Experimental Protocol
The study was a block-randomized (stratified on gender), 12-week intervention trial. Each participant was provided a mixed diet (35% fat, 20% protein, 45% carbohydrate) during the 3-day baseline testing period to standardize dietary intake and maintain body weight.

Following baseline measures, participants were provided the ad libitum diet by our metabolic kitchen for 12 weeks. The macronutrient composition of the diet (based on amounts of food consumed) was 18% fat, 19% protein, 63% carbohydrate, and 26 g of fiber/1000 kcal. The diet was designed to provide 150% of predicted energy requirements, and participants were instructed to consume foods ad libitum for the duration of the study. Participants were instructed to return any unconsumed food along with empty food containers; food consumption was measured by subtracting the weight of unconsumed food from the recorded weight of provided food. Dietary intake data over the course of the study did not significantly differ between groups (2250 ± 146 and 2413 ± 155 kcal/d for diet alone and diet plus exercise groups, respectively), as reported previously (12). Postintervention testing was performed with participants continuing to consume the diet (ad libitum) until completion of testing procedures.

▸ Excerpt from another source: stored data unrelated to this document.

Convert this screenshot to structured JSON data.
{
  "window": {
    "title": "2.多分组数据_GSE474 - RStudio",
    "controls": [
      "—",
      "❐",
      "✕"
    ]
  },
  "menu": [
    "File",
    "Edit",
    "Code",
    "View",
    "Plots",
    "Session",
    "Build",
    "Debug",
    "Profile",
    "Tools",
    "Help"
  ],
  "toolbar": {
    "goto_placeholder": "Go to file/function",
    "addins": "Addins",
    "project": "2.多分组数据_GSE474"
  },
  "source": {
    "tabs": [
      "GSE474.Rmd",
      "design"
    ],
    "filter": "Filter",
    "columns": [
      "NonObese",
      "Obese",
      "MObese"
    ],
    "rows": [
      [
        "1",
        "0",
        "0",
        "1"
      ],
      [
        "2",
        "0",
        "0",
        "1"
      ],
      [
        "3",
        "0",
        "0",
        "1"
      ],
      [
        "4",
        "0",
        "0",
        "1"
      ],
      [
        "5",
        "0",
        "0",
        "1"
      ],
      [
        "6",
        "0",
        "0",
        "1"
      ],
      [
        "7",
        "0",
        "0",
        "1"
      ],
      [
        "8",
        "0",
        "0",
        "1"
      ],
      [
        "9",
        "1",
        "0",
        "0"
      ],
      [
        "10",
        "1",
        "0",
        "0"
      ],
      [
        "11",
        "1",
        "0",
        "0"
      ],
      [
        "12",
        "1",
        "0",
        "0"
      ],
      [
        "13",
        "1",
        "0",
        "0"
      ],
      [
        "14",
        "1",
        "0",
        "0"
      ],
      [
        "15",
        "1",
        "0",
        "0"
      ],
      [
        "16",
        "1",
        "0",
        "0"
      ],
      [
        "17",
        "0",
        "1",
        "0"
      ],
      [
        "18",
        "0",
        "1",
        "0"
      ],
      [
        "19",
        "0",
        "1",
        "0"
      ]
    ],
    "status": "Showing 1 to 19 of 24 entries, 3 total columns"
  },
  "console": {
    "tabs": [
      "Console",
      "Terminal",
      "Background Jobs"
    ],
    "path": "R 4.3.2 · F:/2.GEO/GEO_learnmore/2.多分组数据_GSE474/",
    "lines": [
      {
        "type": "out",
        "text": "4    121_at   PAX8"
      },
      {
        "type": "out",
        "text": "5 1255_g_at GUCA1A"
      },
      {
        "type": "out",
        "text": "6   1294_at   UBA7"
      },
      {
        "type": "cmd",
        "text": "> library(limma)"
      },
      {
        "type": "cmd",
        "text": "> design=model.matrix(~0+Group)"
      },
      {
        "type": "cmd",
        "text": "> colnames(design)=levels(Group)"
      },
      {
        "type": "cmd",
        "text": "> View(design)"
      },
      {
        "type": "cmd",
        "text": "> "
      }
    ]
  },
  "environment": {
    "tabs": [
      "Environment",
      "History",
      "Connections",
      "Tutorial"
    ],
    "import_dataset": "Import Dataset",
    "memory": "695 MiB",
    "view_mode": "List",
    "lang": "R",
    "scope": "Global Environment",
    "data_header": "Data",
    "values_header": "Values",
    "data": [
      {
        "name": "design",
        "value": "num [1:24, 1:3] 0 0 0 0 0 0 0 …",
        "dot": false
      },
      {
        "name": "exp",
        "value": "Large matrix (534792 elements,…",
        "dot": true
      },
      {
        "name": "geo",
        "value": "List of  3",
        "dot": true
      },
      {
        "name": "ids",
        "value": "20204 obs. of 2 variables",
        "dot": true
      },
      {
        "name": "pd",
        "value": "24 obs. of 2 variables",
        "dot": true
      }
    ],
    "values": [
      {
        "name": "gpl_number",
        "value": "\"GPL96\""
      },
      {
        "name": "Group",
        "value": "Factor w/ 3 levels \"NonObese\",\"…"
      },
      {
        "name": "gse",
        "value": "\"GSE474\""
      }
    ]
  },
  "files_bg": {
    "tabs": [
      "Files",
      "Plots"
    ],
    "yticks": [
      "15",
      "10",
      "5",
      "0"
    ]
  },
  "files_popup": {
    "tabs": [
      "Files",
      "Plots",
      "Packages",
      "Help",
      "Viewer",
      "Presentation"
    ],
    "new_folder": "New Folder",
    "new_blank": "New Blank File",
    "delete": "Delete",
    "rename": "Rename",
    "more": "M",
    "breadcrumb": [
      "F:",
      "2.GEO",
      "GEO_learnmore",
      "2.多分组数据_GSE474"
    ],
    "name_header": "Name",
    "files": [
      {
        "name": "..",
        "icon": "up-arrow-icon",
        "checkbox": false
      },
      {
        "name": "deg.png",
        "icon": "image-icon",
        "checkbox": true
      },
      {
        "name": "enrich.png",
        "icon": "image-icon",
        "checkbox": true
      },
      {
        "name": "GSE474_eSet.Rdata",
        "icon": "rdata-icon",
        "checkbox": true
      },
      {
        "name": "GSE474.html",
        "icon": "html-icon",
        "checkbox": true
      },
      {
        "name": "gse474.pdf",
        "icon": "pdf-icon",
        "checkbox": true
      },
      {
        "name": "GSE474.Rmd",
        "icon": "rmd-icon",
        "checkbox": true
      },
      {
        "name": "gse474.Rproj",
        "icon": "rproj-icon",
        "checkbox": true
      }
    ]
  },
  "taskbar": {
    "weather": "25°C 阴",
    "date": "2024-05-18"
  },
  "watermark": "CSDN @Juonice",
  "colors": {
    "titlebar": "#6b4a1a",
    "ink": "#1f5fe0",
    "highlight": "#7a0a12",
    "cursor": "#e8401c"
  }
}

Participants who were randomized to the exercise group trained in our laboratory 4 d/wk, 45 min/d, at an intensity initially set at 80% VO_2peak during weeks 1–12 on a cycle ergometer (model 818E; Monarch, Varberg, Sweden). Participants' adherence to the exercise regimen was closely supervised. Nonexercising participants were instructed to maintain their habitual physical activity, and physical activity did not change over time in the nonexercising group, as previously reported (12).

Testing Procedures
Insulin sensitivity.-- A 4-hour euglycemic–hyperinsulinemic (40 mU·m^–2·min^–1) clamp corrected for hepatic glucose production with [6,6-²H₂]glucose was used to assess ISGD at baseline (Week 0) and Week 13 following an overnight fast as previously described (9). Postintervention clamps were completed 3 days after the last exercise session (in those participants randomized to the exercise group) to minimize acute effects of exercise on ISGD (13). Mean ISGD (mg·kg body weight^–1·min^–1) was calculated as glucose infusion plus isotopically derived endogenous glucose production during the final 30 minutes of the clamp, and measurement of substrate oxidation was performed by continuous, open-circuit indirect calorimetry (Vmax 29N; SensorMedics Corp., Yorba Linda, CA) during this same time period. Nonoxidative ISGD was calculated by subtracting carbohydrate oxidation rates from the sum of exogenous glucose infusion plus endogenous glucose production rates. Technical problems with the indirect calorimetry equipment prevented completion of this measure for one participant, and an additional participant could not complete the postintervention clamp measurement due to difficulty starting an intravenous line.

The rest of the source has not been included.